Tuesday, May 19, 2015

the synergies of gastrophysical hedonism


Made a curry last night that came out pretty well.  I let myself be talked into adding vegetables that I don't usually combine.
I have these very specific ideas of what synergizes with what, but I'm not entirely sure these ideas aren't completely random.
Aside from onions, garlic, ginger, tomato (because they go with anything)
I added carrots, bell pepper, green
beans, mushrooms, and chickpeas.

Some of those combine with some others, but there are a number of them which feel antithetical to me..  Texture, flavor, size or shape?  I don't really know why.  I usually just go with these inclinations, although they do end up limiting my repertoire.

So, this curry came out pretty well, and yet, I'm not sure.  Might have been better if I'd followed the amorphous rules I normally do, but on the other hand, there's something to be said for getting a wider variety of nutrients, anyhow.

I also experimented with using gochujang, instead of sriracha.  Gochujang has a uniquely east asian flavor, normally not what's found in a curry, but it turned out to work very well.  Better than sriracha, but sriracha always feels like cheating, anyhow.  I pretend I'm adding heat, when what it really adds is sugar and salt.  Gochujang has more depth, although in the end, I did feel like it needed a little more sugar and salt, too.

There are some stereotypes which have more than a grain of truth to them.  There is something about getting stoned that makes me feel like everything is fine.  Whatever I've driving myself up a wall over isn't really such a big deal, after all.  Being that it's not such a big deal, I can just do something else, and stop worrying about it.  I can cook, just post about cooking, or whatever I feel like doing.  Unfortunately, sometimes there are things that I really do need to worry about.

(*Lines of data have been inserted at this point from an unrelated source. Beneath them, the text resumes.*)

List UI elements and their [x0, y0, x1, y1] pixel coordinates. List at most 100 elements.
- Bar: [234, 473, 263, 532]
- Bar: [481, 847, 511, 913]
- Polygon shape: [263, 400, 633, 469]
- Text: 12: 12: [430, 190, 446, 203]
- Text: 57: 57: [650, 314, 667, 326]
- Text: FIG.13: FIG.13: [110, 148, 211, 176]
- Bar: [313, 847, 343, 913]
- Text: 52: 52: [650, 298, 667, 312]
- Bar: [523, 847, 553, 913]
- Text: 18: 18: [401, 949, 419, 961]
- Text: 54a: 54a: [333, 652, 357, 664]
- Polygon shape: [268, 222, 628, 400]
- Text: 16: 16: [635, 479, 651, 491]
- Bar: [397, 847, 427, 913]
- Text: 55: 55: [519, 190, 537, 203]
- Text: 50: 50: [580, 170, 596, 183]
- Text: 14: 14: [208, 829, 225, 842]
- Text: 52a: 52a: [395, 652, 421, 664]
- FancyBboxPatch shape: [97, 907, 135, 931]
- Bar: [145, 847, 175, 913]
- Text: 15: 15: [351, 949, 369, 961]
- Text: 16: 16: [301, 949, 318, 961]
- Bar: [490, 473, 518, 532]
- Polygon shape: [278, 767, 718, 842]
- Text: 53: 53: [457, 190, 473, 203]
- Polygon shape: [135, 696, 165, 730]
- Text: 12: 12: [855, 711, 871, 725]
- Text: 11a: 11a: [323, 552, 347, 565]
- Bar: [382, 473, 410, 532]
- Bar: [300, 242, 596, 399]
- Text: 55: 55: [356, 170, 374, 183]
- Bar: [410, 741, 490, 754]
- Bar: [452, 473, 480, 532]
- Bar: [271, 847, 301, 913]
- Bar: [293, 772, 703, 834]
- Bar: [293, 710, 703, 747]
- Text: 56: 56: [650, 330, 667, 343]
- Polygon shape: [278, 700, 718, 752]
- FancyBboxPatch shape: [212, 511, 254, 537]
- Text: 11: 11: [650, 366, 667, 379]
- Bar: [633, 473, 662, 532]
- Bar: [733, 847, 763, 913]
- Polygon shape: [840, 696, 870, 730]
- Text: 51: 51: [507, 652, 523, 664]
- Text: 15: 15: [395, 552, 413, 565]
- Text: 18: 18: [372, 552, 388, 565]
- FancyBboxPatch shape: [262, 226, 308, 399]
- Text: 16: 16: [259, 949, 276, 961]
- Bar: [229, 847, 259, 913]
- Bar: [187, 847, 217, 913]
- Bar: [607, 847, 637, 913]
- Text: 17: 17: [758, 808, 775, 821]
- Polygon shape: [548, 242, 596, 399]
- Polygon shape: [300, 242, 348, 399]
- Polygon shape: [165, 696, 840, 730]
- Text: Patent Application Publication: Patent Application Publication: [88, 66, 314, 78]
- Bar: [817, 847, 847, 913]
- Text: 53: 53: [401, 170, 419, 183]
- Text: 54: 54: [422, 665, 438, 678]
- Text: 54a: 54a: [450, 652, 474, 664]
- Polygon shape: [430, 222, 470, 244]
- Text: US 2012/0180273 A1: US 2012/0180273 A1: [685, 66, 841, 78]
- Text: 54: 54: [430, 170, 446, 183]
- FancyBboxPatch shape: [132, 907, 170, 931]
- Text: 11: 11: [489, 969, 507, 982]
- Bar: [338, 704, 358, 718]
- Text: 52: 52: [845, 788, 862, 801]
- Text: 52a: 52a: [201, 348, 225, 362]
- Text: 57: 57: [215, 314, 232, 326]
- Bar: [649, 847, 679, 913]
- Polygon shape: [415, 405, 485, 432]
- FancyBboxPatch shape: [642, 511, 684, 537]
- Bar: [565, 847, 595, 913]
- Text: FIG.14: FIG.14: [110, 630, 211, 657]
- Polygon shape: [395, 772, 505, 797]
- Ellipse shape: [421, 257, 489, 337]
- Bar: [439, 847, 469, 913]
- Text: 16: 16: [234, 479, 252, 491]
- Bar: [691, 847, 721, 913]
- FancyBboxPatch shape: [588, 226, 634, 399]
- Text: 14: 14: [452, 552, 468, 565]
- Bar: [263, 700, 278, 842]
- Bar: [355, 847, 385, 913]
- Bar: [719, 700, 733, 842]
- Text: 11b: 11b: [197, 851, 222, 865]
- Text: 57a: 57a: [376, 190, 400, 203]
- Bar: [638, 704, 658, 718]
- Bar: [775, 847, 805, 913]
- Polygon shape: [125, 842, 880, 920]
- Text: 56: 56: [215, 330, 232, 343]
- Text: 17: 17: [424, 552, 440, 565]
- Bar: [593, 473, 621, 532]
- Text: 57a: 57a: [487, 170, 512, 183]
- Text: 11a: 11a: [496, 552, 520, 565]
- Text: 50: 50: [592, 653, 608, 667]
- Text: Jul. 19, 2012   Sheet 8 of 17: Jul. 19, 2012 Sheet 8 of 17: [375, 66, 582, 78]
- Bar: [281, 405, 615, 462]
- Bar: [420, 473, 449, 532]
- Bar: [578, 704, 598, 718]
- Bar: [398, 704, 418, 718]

At times, I've let that get the better of me, but these days, I generally wait until evening, when anything I need to do is indisputably out of the way.  My angst tends to plague me even then, when there's nothing I can do, anyhow, and it's really nice to get a reprieve from that.  Yesterday, I skipped it entirely, so today I made an exception and vaped a bit early.  I wish I could claim to be a beacon of responsible use, but the state of my existence can really give a misleading impression, suggesting otherwise.

It's actually kind of strange, the way whatever problems a person has, from schizophrenia to depression, from anger issues, to laziness, to forgetfulness (despite [1][2][3])  If they do any recreational drugs, those drugs become the culprit, and while sometimes there can be correlation or even causation, more often, there demonstrably just isn't.

In a sense, I wish I could say that this is me, at my worst, but in many ways, this is the best I've ever been.  Sad as that may be.  It's just not good enough to get through the circumstances I'm in, nor to be cheerful in the face of it all, but still.  Depending on far you want to go back, I'd say I'm actually doing much much better.